Wednesday, February 29, 2012

Beef Bourguignon, Part Deux!

Rachael Ray claims that beef bourguignon is a 30-minutes meal! I beg to differ on that one!
When I first started out to search for all the wonderful ingredients I had an inkling it would take me at least and hour and half. I was right!
Not only did I get out all the ingredients and have them mostly prepped and ready to go, as much as is possible in a kitchen with very little space for prepping, but I also had all the proper tools and pots out and in their places. (My tea kettle is still sitting on top of a bowl in a mysterious looking way as a result of me having to use every single eye on the stove) With everything ready, I nervously heated my cast iron frying pan without anything in it and with a lid on, which goes against all the rules of stove top cooking for me! Ah well, if this was how Rachael Ray does it, then I was going to do it too!
What happened next was when and where my disaster started. You know how it is when you enter a roller coaster ride, how there is no going back and no stopping until you are at the end.

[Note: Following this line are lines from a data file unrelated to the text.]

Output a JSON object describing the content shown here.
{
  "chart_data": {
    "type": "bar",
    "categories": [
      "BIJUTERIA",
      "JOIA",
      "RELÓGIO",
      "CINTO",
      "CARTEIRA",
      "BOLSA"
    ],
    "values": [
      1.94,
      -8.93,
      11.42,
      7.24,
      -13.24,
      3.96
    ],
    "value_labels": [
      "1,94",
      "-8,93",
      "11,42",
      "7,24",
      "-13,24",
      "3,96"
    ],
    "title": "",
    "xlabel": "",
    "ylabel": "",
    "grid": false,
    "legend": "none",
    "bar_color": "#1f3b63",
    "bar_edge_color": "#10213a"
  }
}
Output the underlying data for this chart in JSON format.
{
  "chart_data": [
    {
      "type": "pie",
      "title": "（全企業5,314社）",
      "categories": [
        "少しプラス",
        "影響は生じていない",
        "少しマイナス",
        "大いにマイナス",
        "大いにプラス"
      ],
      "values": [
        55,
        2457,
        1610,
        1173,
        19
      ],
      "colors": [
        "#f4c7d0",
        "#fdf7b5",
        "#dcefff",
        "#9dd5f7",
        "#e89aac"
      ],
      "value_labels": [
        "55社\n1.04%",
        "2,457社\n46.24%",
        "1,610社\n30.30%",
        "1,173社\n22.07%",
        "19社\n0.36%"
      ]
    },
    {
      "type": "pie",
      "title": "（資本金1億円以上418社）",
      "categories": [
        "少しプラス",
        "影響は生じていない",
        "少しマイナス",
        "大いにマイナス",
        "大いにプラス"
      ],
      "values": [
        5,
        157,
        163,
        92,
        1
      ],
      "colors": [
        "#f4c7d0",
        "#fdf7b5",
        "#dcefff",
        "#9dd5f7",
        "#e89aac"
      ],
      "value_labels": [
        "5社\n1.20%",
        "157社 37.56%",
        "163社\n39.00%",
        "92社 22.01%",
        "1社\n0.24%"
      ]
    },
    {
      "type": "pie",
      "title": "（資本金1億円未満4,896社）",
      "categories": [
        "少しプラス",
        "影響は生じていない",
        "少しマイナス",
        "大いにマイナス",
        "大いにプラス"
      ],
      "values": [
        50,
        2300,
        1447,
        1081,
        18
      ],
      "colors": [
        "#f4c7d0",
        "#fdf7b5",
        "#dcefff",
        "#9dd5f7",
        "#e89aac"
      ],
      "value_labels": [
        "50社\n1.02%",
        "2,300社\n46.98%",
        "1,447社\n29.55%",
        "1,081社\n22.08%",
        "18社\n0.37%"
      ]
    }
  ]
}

I felt a bit like this as soon as I put the bacon into the empty frying pan. No matter how much prep work I had done and how ready I felt I was, I really had to keep moving like a roller coaster must in order to maintain momentum needed to finish the meal!
I also felt like I was in the middle of a battle. The beef would be sizzling and popping while the noodles were in a raging boil. I would stir the noodles one minute and find out I needed to add more ingredients to the beef. When I thought I was nearly done, I found myself gazing at the kitchen table and stack of dishes and wishing I were a bit like Matilda for just this once and be able to clean and clear off all surfaces telepathically. All my dishes were being used or messy and table was unable to be set.
Fortunately, Nathan came to my rescue or was following his nose and drained the pasta before stirring in the butter, parsley, and chives at my request. Maybe it was because of the foreignness or the lovely fragrance seeping from each pot and pan, or simply out of kindness of his hear, he then moved to the stove and opened the lid to the pan and stirred in some flour to thicken the sauce, then moved on to the next pan and stirred the beans. I have never been able to get him in the kitchen to help me with dinner until now.
"You are taking way too long, dear! Come sit and eat with me!"
I sat and after a blessing we dipped in to the beef and pasta. I was so nervous.
It was delicious! A very messy, deliciously, wonderful beef bourguignon! Surreal even! After nearly two years of meals that I merely threw together as fast as I could just to get out of the kitchen for whatever reason called me away, I have found I still have the touch!
Thanks Nathan for believing in me and enjoying my first times with random, foreign recipes and menus. It was fun!